As Contributors: | Valentina Ros |

Arxiv Link: | https://arxiv.org/abs/2006.08399v2 (pdf) |

Date submitted: | 2020-07-08 02:00 |

Submitted by: | Ros, Valentina |

Submitted to: | SciPost Physics |

Discipline: | Physics |

Subject area: | Statistical and Soft Matter Physics |

Approach: | Theoretical |

### Abstract

We focus on the energy landscape of simple mean-field models of glasses and analyze activated barrier-crossing by combining the Kac-Rice method for high-dimensional Gaussian landscapes with dynamical field theory. In particular, we consider Langevin dynamics at low temperature in the energy landscape of the spherical $p$-spin model. We select as initial condition for the dynamics one of the many unstable index-1 saddles in the vicinity of a reference local minimum.

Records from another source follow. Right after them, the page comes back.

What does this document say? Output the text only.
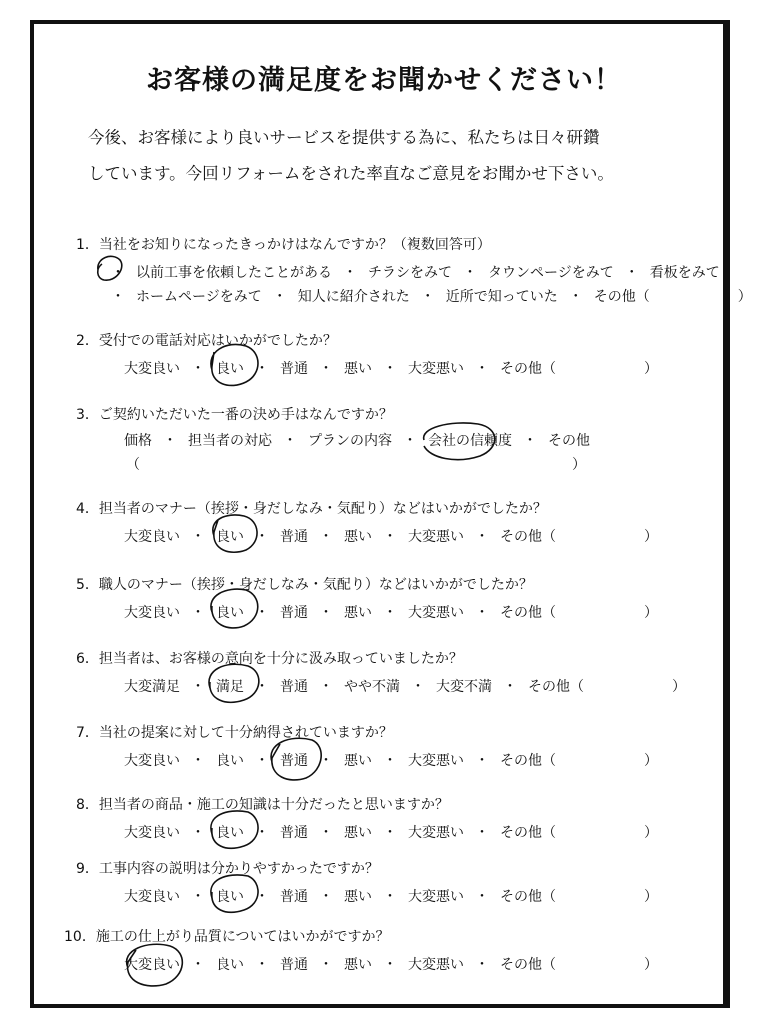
お客様の満足度をお聞かせください！
今後、お客様により良いサービスを提供する為に、私たちは日々研鑽
しています。今回リフォームをされた率直なご意見をお聞かせ下さい。
1．当社をお知りになったきっかけはなんですか？（複数回答可）
・ 以前工事を依頼したことがある ・ チラシをみて ・ タウンページをみて ・ 看板をみて
・ ホームページをみて ・ 知人に紹介された ・ 近所で知っていた ・ その他（	）
2．受付での電話対応はいかがでしたか？
大変良い ・ 良い ・ 普通 ・ 悪い ・ 大変悪い ・ その他（	）
3．ご契約いただいた一番の決め手はなんですか？
価格 ・ 担当者の対応 ・ プランの内容 ・ 会社の信頼度 ・ その他
（	）
4．担当者のマナー（挨拶・身だしなみ・気配り）などはいかがでしたか？
大変良い ・ 良い ・ 普通 ・ 悪い ・ 大変悪い ・ その他（	）
5．職人のマナー（挨拶・身だしなみ・気配り）などはいかがでしたか？
大変良い ・ 良い ・ 普通 ・ 悪い ・ 大変悪い ・ その他（	）
6．担当者は、お客様の意向を十分に汲み取っていましたか？
大変満足 ・ 満足 ・ 普通 ・ やや不満 ・ 大変不満 ・ その他（	）
7．当社の提案に対して十分納得されていますか？
大変良い ・ 良い ・ 普通 ・ 悪い ・ 大変悪い ・ その他（	）
8．担当者の商品・施工の知識は十分だったと思いますか？
大変良い ・ 良い ・ 普通 ・ 悪い ・ 大変悪い ・ その他（	）
9．工事内容の説明は分かりやすかったですか？
大変良い ・ 良い ・ 普通 ・ 悪い ・ 大変悪い ・ その他（	）
10．施工の仕上がり品質についてはいかがですか？
大変良い ・ 良い ・ 普通 ・ 悪い ・ 大変悪い ・ その他（	）
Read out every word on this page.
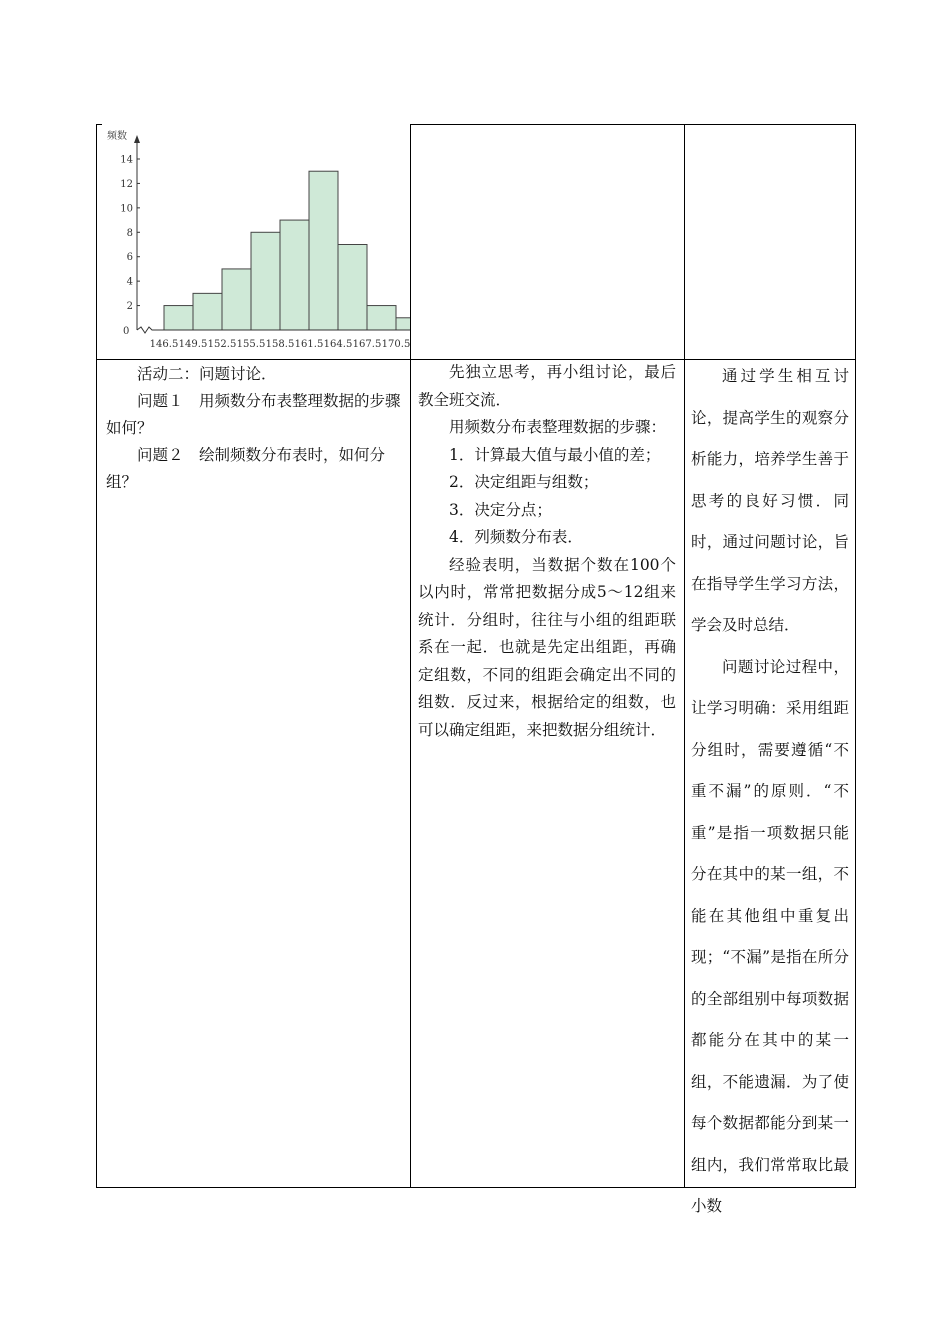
频数
0
2
4
6
8
10
12
14
146.5 149.5 152.5 155.5 158.5 161.5 164.5 167.5 170.5

活动二：问题讨论．

问题１　用频数分布表整理数据的步骤如何？

问题２　绘制频数分布表时，如何分组？

先独立思考，再小组讨论，最后教全班交流．

用频数分布表整理数据的步骤：

1．计算最大值与最小值的差；

2．决定组距与组数；

3．决定分点；

4．列频数分布表．

经验表明，当数据个数在100个以内时，常常把数据分成5～12组来统计．分组时，往往与小组的组距联系在一起．也就是先定出组距，再确定组数，不同的组距会确定出不同的组数．反过来，根据给定的组数，也可以确定组距，来把数据分组统计．

通过学生相互讨论，提高学生的观察分析能力，培养学生善于思考的良好习惯．同时，通过问题讨论，旨在指导学生学习方法，学会及时总结．

问题讨论过程中，让学习明确：采用组距分组时，需要遵循“不重不漏”的原则．“不重”是指一项数据只能分在其中的某一组，不能在其他组中重复出现；“不漏”是指在所分的全部组别中每项数据都能分在其中的某一组，不能遗漏．为了使每个数据都能分到某一组内，我们常常取比最小数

We show that the associated dynamical mean-field equations admit two solutions: one corresponds to falling back to the original reference minimum, and the other to reaching a new minimum past the barrier. By varying the saddle we scan and characterize the properties of such minima reachable by activated barrier-crossing. Finally, using time-reversal transformations, we construct the two-point function dynamical instanton of the corresponding activated process.